Dalam komunikasi nonverbal tersebut, ekspresi wajah memiliki fungsi yang kurang lebih menyerupai intonasi dalam percakapan secara lisan. Ekspresi dapat membantu menunjukkan pertanyaan, emosi maupun penekanan terhadap pesan tertentu.
Bekal tersebut dinilai penting bagi petugas Satpas karena pelayanan administrasi SIM melibatkan interaksi langsung antara personel dengan masyarakat. Kondisi setiap pemohon pun dapat berbeda, termasuk adanya pemohon yang memiliki keterbatasan dalam mendengar maupun berbicara.
Zainullah menambahkan, pelatihan tersebut diharapkan tidak sekadar menjadi kegiatan pembekalan, tetapi dapat diterapkan dalam pelaksanaan pelayanan sehari-hari di lingkungan Satpas.

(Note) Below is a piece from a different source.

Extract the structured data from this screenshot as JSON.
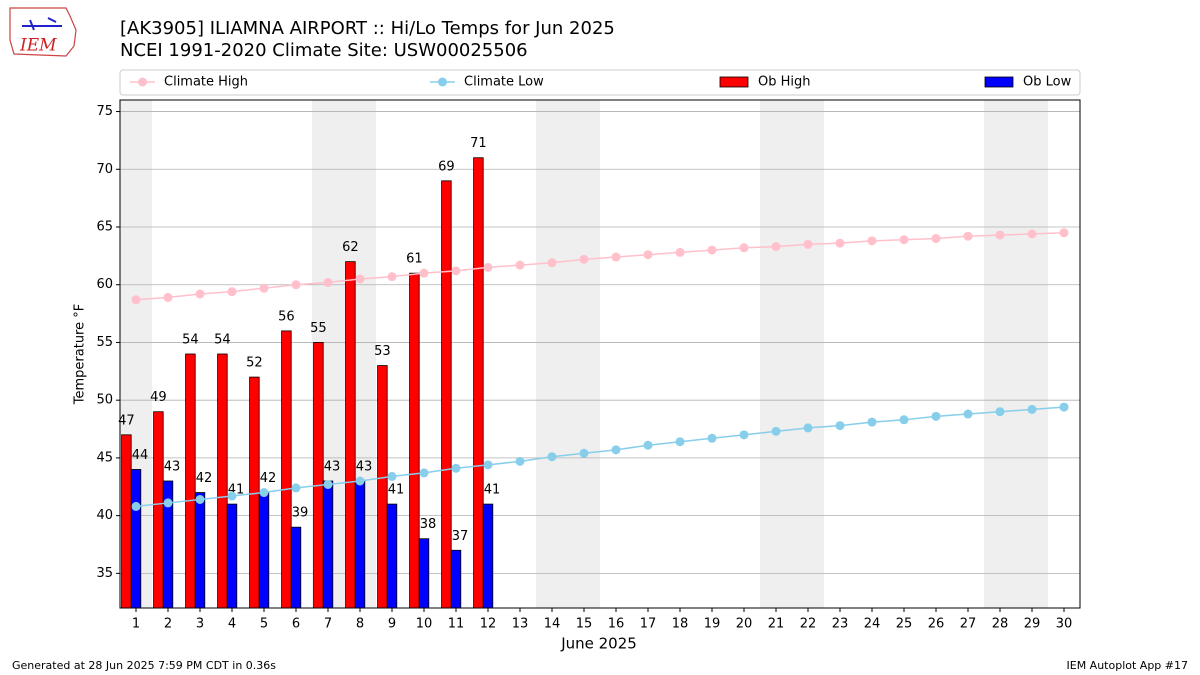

“Melalui pelatihan ini, diharapkan memiliki kemampuan komunikasi dasar yang lebih baik saat memberikan pelayanan kepada masyarakat penyandang disabilitas, khususnya tuna rungu dan tuna wicara,” tambahnya.
Kemampuan komunikasi dasar bahasa isyarat diharapkan dapat membantu petugas ketika memberikan arahan, menjelaskan tahapan pelayanan maupun menyampaikan informasi yang berkaitan dengan proses administrasi penerbitan SIM.
Dengan demikian, keterbatasan komunikasi tidak menjadi penghalang bagi masyarakat penyandang disabilitas untuk mendapatkan pelayanan kepolisian secara layak dan setara.
Langkah tersebut juga menjadi bagian dari upaya Polres Probolinggo Kota membangun pelayanan publik yang lebih inklusif. Pelayanan tidak hanya ditujukan agar mudah diakses, tetapi juga harus mampu mengakomodasi kebutuhan masyarakat dengan kondisi yang beragam.
Kehadiran Juru Bahasa Isyarat dari SLB Sinar Harapan 1 Kota Probolinggo dalam kegiatan tersebut sekaligus memberikan kesempatan bagi personel untuk memperoleh pemahaman langsung mengenai pola komunikasi yang sesuai bagi penyandang disabilitas tuna rungu dan tuna wicara.
Dari pelatihan itu, personel Satpas diharapkan memiliki sensitivitas dan kesiapan yang lebih baik saat memberikan pelayanan kepada kelompok masyarakat rentan. Komunikasi yang tepat menjadi salah satu faktor penting agar setiap tahapan pelayanan dapat berlangsung tanpa kesalahpahaman.
Peningkatan kapasitas personel tersebut pada akhirnya diarahkan untuk mendukung terciptanya pelayanan SIM yang lebih ramah bagi seluruh pemohon. Setiap masyarakat diharapkan memperoleh kesempatan yang sama untuk mengakses pelayanan administrasi kepolisian.
Polres Probolinggo Kota pun terus mendorong agar kompetensi personel sejalan dengan kebutuhan pelayanan di lapangan. Salah satunya melalui penguatan kemampuan komunikasi yang dapat menjembatani perbedaan cara berinteraksi antara petugas dan masyarakat.
Pelatihan bahasa isyarat menjadi salah satu bentuk konkret dari upaya tersebut. Tidak hanya meningkatkan keterampilan personel, kegiatan ini juga membawa pesan bahwa pelayanan publik harus terbuka bagi semua kalangan tanpa membedakan kondisi maupun keterbatasan yang dimiliki masyarakat.
Dengan semakin meningkatnya kemampuan petugas dalam berkomunikasi menggunakan bahasa isyarat, diharapkan proses pelayanan di Satpas Polres Probolinggo Kota dapat berlangsung lebih komunikatif, mudah dipahami, dan memberikan rasa nyaman bagi penyandang disabilitas.
Pada akhirnya, penguatan kompetensi personel tersebut diharapkan mampu mengurangi hambatan komunikasi dalam pengurusan administrasi dan penerbitan Surat Izin Mengemudi (SIM), sekaligus memperkuat komitmen kepolisian menghadirkan pelayanan yang mengedepankan aksesibilitas dan kesetaraan.